New board replaces Rizwan Desai with Neil Armstrong
The Choppies new board has moved swiftly to replace Rizwan Desai as the retail giant’s legal adviser and replace him with Neil Armstrong, The Botswana Gazette has established.
Rizwan Desai is Managing Partner at Desai Law Group while Neil Armstrong recently left Collins Newman and Co to establish his own firm. The decision was reached recently by the new board at Choppies that lost no time before it approached Armstrong.
These developments were hot on the heels of the new board, which is made up of people nominated by Ramachandran Ottapathu (better known as Ram) at an EGM last week, re-installing Ram to the position of Chief Executive Officer in an apparent quid pro quo.
Ram fought a bitter battle with Desai at the height of his survival period recently. He told this publication this week that he did not want to comment on the decision to re-install him. “It is the board’s call on who they engage in that role,” he said.
Desai has confirmed the firm’s dismissal, saying he was axed because he did not condone what Ram was doing. “It is correct that I have been dropped,” he told this publication in an interview late yesterday. “I have been sidelined because they do not like what I have to say.” The decision to drop Desai is seen as part of Ram’s crackdown on those who opposed him during his struggle for survival. A source close to these developments says Desai should have voluntarily parted with Choppies immediately after the board he preferred was deposed.
Desai Law Group came under heavy criticism from Ram during his war with the deposed board, with Ram questioning the firm’s credibility and integrity. “Desai Law Group (DLG), which prepared the legal report, used to be my lawyers and have since been retained by Choppies, and it is a serious conflict of interest in the investigation,” he said of the legal and forensic reports on Choppies recently. “All the transactions ostensibly investigated and impugned in the legal report by Desai Law Group were transactions in which Choppies and Mr Ottapathu received legal advice from Mr (Rizwan) Desai through Collins Newman & Co and later DLG. Mr Desai was involved in the planning, structuring, documenting, presentation for board approval and implementation of almost all transactions from the very beginning.”
Experts have noted that Desai should have explained his role in Ram’s decisions in his report to Choppies. “We have also taken note of Mr Ottapathu’s statement to us that there are a number of other instances in relation to which both he and Mr Ismail (Farouk) have assets of the company registered in his own, and Mr Ismail’s name, such as various butchery licences, to give but one example,” the report of the Desai Law Group stated. “This appears to have been a peculiarity in relation to the pre-listing days of Choppies and must be corrected in early course.

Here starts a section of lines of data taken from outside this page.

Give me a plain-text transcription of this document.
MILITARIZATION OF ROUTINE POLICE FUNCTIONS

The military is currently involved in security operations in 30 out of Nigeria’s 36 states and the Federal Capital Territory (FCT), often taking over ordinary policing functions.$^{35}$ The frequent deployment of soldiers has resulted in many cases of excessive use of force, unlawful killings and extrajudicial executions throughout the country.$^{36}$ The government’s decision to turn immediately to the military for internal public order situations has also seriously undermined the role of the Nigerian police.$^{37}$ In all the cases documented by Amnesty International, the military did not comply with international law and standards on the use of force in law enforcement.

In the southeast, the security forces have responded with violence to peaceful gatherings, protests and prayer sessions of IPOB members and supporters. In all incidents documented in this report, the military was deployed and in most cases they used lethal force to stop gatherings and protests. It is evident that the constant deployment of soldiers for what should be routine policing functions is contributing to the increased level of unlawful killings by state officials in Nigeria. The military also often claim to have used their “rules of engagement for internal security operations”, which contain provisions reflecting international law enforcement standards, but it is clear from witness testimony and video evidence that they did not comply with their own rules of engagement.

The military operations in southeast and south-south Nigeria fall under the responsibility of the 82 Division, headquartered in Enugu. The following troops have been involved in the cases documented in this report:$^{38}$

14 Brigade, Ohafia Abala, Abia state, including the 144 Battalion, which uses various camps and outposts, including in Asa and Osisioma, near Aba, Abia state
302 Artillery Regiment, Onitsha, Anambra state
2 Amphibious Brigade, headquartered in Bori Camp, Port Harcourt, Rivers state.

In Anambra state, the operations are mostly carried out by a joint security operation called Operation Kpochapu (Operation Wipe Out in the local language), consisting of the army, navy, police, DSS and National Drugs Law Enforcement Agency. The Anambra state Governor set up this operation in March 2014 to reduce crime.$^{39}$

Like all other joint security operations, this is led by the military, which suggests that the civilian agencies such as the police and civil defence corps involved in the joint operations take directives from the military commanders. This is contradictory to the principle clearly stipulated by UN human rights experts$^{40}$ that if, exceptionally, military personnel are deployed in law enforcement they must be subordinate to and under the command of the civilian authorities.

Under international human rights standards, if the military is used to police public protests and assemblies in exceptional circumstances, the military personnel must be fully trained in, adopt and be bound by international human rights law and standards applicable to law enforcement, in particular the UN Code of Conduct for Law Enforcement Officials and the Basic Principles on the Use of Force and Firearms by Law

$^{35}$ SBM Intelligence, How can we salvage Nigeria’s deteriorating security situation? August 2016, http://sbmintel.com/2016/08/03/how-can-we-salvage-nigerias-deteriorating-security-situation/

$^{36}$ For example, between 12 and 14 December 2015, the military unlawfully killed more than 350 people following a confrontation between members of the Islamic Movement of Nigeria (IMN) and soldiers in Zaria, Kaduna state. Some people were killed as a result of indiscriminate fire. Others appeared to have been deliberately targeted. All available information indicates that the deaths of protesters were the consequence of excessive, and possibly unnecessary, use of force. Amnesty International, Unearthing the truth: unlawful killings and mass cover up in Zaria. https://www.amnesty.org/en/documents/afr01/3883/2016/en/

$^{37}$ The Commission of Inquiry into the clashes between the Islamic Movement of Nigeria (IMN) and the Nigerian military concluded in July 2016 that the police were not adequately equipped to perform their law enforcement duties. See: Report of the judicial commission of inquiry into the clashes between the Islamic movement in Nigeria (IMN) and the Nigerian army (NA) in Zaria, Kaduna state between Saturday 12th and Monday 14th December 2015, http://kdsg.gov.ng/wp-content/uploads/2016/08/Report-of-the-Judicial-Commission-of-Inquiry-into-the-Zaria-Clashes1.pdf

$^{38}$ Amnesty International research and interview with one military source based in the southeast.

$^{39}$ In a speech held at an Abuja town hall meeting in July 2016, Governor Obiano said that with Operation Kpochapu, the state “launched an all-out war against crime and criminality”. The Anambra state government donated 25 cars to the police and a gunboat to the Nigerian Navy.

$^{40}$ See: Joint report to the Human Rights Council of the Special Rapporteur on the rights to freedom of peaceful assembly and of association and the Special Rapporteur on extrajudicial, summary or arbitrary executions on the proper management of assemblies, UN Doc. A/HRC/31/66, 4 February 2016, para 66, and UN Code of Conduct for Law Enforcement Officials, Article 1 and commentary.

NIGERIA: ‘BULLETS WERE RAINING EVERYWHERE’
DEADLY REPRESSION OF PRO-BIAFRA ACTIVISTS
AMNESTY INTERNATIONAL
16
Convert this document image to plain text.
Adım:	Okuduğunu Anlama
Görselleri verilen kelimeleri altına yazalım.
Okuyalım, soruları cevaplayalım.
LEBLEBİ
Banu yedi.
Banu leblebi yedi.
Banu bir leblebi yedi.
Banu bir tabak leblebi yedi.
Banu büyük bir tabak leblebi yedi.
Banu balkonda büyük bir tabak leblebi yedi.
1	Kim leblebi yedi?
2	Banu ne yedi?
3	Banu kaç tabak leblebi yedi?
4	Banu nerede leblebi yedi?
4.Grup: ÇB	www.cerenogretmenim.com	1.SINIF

“The contention by Mr Ottapathu here appears to be that, because he holds certain licences in his own name, this justifies the similar holding of the Fours Group shares in his name of the benefit and on behalf of the company … This contention is unsupportable in and of itself (the fact that an incorrect act has taken place previously does not justify the occurrence of further incorrect acts). We therefore strongly recommended to the Board Mr Ottapathu be required to produce a full list of any such licences held in his own name (and/or that of Mr Ismail) in order to initiate requisite processes to have such licences transferred to the company at the earliest opportunity.”
Ottapathu states that besides advising him and the board on the issue, DGL also hid the fact that the Fours shares were already pledged to Choppies.
By contrast, (Ram) Ottapathu has argued that both the legal and forensic reports are inconclusive and carry serious conflict of interest. “I caution shareholders not to accept the report at face value,” he has returned, noting that both reports had created a false impression that the business relationships between Choppies, Payless and the Fours Group were somewhat untoward and were kept a secret.
It emerges in the reports that the business relationship was known to the board. The agreements between the entities were drawn up by Collins Newman & Company where the Managing Partner at Desai Law Group, Rizwan Desai, was a senior partner, and were approved by the board.
In Ram’s view, the “so-called” legal report’s analysis largely cleared him while its conclusions, which were drawn by Desai Law Group (DLG), condemned him.
“Regrettably there was no attempt by DLG to present a fair and unbiased account in its legal report,” he has asserted. “Both the legal report and its summary present a skewed version of events on incorrect assumptions and are flawed.”
The language and leaps of logic carried in the report, Ram said, appeared to have been designed to embarrass him instead of focusing on what the forensic report actually says.